The duke glared at him. “Did you listen to what she just said to me?”

“I did, and it sounded perfectly reasonable.” He shook his head at the duke in consternation. “I’ve never known you to bully shy young women, either, Hawk. What got into you?”

“That creature is not shy!” Hawkney protested.

“I can’t believe it.” Izzy turned to Alice with obvious confusion. Her eyes were wide with shock, giving Alice reason to believe she had missed something truly noteworthy. “Clara never says a word… toanyone.”

The dowager’s eyes glinted mischievously as she toyed with a huge diamond ring glittering on one hand. “It seems my grandson brings out her better nature.”

This remark sent the duke off in high dudgeon, though his grandmother seemed delighted by his irritation.

“Oh, dear,” Izzy said, clearly agitated. “You know, I don’t think Clara had the slightest idea of who he is. Did she, Miss Marwick?”

Alice, whose attention had once more been seized by the rubies, gave herself a mental shake and reminded herself she had friends now, a new and interesting development, and friends looked after one another—apparently.

“What?
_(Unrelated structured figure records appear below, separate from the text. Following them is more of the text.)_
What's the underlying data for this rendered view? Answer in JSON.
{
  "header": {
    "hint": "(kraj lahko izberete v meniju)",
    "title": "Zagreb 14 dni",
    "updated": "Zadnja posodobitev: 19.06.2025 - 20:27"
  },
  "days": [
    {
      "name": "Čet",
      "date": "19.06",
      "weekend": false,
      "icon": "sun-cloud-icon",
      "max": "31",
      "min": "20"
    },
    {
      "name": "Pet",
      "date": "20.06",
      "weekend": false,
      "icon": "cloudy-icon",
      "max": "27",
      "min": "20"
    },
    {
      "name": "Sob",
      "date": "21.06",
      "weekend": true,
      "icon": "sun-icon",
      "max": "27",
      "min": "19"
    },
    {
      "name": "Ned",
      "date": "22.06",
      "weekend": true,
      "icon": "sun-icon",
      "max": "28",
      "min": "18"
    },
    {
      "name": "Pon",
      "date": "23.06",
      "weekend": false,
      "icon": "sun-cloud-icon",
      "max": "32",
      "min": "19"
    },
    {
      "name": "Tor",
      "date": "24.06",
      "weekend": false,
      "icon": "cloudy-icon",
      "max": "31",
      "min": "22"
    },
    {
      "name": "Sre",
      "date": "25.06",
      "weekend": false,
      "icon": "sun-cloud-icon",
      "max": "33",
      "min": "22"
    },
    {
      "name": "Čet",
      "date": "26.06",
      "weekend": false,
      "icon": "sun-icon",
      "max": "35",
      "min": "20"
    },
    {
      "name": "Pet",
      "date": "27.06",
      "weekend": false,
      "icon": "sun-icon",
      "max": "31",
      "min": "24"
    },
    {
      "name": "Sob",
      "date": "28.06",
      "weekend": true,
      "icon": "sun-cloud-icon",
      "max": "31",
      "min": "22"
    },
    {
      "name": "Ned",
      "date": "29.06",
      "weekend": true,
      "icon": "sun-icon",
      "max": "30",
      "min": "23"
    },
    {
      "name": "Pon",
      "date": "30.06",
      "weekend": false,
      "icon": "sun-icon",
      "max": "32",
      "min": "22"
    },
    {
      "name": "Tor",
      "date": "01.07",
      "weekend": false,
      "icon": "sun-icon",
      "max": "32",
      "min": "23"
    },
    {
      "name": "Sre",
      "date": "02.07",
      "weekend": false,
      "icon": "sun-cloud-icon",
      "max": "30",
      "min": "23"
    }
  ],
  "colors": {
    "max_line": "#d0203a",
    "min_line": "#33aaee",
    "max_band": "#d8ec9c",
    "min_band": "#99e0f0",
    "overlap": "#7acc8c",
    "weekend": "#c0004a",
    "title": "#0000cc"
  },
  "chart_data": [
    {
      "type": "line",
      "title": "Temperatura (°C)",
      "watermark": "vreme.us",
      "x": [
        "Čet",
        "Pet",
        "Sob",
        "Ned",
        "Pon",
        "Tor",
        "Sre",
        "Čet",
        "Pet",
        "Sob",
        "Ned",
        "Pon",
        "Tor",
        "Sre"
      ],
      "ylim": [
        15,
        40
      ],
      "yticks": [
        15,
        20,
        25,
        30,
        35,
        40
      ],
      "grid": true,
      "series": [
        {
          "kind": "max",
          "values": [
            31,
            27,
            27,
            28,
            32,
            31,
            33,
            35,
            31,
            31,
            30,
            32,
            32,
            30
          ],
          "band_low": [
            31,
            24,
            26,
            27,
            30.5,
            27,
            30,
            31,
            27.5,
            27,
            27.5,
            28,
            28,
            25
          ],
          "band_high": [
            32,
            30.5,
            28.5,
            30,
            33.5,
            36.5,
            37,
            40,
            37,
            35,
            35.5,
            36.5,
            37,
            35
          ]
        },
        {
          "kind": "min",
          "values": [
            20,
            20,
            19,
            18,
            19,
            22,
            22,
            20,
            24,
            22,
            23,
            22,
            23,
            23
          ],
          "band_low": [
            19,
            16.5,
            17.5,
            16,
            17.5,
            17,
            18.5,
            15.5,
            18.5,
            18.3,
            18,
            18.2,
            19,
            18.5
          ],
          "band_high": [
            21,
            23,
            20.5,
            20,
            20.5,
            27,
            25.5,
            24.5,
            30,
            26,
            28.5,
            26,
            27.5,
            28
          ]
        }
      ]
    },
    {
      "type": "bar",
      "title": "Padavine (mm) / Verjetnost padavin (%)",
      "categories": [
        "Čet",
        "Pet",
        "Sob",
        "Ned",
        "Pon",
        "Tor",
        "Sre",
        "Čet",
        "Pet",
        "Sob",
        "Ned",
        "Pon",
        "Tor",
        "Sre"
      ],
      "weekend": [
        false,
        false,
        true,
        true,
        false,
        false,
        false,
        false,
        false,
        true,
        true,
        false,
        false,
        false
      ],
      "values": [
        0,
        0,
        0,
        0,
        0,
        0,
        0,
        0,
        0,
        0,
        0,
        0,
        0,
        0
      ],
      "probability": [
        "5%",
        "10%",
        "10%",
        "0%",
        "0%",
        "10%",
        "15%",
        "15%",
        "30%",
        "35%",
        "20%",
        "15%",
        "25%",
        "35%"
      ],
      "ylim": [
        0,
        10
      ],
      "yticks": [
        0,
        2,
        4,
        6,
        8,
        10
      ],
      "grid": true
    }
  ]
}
Oh.Oh!No. Indeed, she did not,” Alice agreed.

“I’m quite certain she didn’t,” the dowager said with a chuckle. “And it does Hawkney good to be taken down a peg or two now and then.”

“We’d best find her,” Izzy muttered to Alice, pushing her spectacles up her nose and gazing around the ballroom. “She’s probably hiding behind a potted palm by now.”

“Being sick in one, more like,” Alice remarked, belatedly noticing a young man watching her.

His intent expression made warning bells explode in her ears. Mr Aubrey Seymour, cousin to the Duke of Hawkney. She’d thought him a handsome fellow, with thick, waving auburn hair and the most astonishing green eyes. They’d not long been introduced, and she’d been aware of a lingering look of admiration in his smile which had unnerved her. His expression wasn’t so admiring now. Worse, he wasn’t looking at her at all, but at the splendid diamond brooch that sat snugly upon her less than impressive décolletage.